Italians on Italians
Beyond Toscano

The mystery of the woman in the wall

The mystery of the woman in the wall
Keen-eyed visitors to Florence may spot something unusual perched high upon the walls of the Santa Maria Maggiore bell-tower – a woman’s head.

The petrified stone head seems very out of place, too strange for a statue, too low for a gargoyle, but as you may have guessed, there’s a story behind it, dating back to the year 1327.

Executions were common in medieval times. One man unlucky enough to be sentenced to death was Cecco d’Ascoli, a doctor, astronomer, teacher and poet. So regarded were his skills that he was employed by the Duke of Calabria as court physician. Unfortunately, his talent as an astronomer was his downfall, after he read a horoscope and was accused of heresy, falling foul of Florence’s deeply religious friars.

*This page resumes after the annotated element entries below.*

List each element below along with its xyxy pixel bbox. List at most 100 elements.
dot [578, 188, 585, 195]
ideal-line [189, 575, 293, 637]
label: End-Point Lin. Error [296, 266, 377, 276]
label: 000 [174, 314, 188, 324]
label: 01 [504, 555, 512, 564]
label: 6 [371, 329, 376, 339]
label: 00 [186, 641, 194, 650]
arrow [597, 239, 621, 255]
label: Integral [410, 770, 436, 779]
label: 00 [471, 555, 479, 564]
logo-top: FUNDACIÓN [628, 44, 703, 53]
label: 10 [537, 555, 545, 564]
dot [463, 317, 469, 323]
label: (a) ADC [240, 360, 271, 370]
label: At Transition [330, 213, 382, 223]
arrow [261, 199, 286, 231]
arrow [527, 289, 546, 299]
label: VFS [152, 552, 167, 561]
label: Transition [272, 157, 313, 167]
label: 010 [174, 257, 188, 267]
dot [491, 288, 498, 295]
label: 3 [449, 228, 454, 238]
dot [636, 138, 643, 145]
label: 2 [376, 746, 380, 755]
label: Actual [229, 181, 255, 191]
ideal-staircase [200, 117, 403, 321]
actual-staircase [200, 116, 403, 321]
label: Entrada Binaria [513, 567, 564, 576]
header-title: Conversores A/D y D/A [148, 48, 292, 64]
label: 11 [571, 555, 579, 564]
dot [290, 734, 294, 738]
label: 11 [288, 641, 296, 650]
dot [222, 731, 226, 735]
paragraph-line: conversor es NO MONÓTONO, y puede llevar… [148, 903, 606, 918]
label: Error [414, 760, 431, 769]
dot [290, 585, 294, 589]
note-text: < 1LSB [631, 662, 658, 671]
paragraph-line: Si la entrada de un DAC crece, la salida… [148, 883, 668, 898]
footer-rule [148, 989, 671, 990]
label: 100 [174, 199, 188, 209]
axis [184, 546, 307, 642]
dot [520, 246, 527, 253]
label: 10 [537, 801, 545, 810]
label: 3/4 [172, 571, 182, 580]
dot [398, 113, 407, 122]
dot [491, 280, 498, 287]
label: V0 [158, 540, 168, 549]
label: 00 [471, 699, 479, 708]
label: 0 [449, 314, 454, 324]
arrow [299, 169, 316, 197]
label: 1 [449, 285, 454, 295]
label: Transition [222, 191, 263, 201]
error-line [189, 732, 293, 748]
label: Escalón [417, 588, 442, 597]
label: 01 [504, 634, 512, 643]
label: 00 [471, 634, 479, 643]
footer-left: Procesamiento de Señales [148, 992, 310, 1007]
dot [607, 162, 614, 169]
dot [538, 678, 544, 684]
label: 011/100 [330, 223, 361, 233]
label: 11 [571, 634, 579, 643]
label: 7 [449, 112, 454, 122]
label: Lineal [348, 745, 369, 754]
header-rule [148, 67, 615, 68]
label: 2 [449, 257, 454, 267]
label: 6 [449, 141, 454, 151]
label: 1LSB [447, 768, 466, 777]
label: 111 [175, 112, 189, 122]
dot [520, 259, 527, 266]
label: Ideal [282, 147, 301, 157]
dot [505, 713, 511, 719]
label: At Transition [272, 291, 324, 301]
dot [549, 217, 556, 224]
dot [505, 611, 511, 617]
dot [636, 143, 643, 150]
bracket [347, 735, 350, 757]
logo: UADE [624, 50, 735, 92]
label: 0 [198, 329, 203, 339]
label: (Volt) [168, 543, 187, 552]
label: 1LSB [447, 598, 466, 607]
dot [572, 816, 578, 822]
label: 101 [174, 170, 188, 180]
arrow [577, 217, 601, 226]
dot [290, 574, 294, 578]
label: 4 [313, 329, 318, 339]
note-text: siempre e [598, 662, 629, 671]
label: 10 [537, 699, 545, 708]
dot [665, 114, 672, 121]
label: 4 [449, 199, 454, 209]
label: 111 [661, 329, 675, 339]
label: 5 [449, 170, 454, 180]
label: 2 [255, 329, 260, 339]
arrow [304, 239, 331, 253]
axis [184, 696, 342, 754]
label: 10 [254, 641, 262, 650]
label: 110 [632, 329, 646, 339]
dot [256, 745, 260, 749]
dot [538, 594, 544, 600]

Sentenced to be burnt at the stake, he was being transported to his death when his wagon passed the bell-tower. Parched with thirst he called out to a woman who was watching from the window, Berta. But instead of helping him, she warned anyone against giving him water as, fearing him to be a master of wizardry, she believed he would draw power from it to escape the flames.

Infuriated, Cecco d’Ascoli put a curse on Berta – “Thou head there shalt no longer rise”. He called, before being burnt alive. The legend lived on, and the lonely petrified head of Berta was installed in a window of the bell-tower.

So if you’re ever passing by, look up and say hello to Berta, she could probably use the company. (Just don’t expect her to offer you a drink.)